There’s the time she and my mom didn’t eat any of the tuna dish when company came for dinner. Grandma kept trying to discreetly tell them to go ahead, there was enough to go around. They’d not seen the stalking cat who quickly jumped onto the counter to feast on tuna. So Ruth and my mom took a pass on the tuna but made the decision to let the company enjoy the cat’s leftovers.

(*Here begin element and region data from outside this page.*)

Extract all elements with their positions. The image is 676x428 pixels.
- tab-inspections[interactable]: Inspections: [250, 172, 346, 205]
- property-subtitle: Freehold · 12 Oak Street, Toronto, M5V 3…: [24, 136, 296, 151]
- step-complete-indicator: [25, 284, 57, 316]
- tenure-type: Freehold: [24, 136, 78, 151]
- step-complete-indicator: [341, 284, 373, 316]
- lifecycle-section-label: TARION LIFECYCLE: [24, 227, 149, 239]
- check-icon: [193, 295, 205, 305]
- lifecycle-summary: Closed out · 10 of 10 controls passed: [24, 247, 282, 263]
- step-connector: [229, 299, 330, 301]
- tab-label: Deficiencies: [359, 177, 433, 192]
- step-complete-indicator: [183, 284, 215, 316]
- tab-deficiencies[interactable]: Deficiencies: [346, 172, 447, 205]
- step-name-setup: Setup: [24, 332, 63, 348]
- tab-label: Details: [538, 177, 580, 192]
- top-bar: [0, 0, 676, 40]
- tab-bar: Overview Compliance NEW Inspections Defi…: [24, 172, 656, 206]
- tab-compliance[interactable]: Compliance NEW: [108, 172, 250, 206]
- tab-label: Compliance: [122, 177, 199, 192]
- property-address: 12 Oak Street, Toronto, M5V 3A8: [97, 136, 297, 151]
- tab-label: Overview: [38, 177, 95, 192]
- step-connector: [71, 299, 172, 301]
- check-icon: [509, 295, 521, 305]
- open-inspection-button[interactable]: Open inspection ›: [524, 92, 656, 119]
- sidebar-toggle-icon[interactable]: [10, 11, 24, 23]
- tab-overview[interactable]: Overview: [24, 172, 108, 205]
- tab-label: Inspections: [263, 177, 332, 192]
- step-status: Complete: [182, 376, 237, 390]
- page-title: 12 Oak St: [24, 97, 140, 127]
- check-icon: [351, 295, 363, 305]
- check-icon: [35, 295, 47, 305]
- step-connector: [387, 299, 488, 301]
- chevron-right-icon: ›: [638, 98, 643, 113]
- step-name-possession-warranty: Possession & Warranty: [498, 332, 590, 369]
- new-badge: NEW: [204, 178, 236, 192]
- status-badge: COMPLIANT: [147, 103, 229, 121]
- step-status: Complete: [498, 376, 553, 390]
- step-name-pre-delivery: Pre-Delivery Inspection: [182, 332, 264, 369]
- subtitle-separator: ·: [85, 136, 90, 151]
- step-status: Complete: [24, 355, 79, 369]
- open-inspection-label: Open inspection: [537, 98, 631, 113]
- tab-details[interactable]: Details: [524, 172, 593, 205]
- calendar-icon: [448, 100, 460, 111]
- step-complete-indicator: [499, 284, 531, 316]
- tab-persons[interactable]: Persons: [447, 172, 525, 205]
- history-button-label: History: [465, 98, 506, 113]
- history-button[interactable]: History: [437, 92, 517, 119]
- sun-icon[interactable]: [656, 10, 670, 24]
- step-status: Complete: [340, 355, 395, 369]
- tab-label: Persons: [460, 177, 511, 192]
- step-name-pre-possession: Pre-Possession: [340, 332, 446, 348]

Then there was the time we were touring the Queen Mary. Both my friend and I were dressed as sloppy American tourists. As we neared a restaurant with a giant sign informing us, “Appropriate Attire Required,” Aunt Ruth asked if we were appropriately attired, and I swear the employee whose job it was to keep out the riff-raff locked in on the diamond around her neck and responded graciously, “Yes, ma’am, you are.” There was not a chance in the world we’d have gotten in without her “attire.”

Along with her generosity and compassion, she didn’t ask for permission, nor did she ask for forgiveness. She taught both the importance of respect and manners and to stand up for yourself.

She was full of life and wanted everyone around her to enjoy life, too. Fun, generous, cool, fashionable, welcoming, loving, hilarious, always a bit mischievous but on your side.

And honestly, this represents only a small fraction of the whirlwind of fun that was Aunt Ruth. My entire life she lived in California. I only interacted with her when she was visiting Iowa or the precious times I visited her and her family in California.

Doesn’t that speak volumes about the giant light she shined upon the world? Her impact? I wasn’t interacting with her daily or even monthly for much of my life, and yet she had an out-sized impact on my life and left an even bigger empty space behind.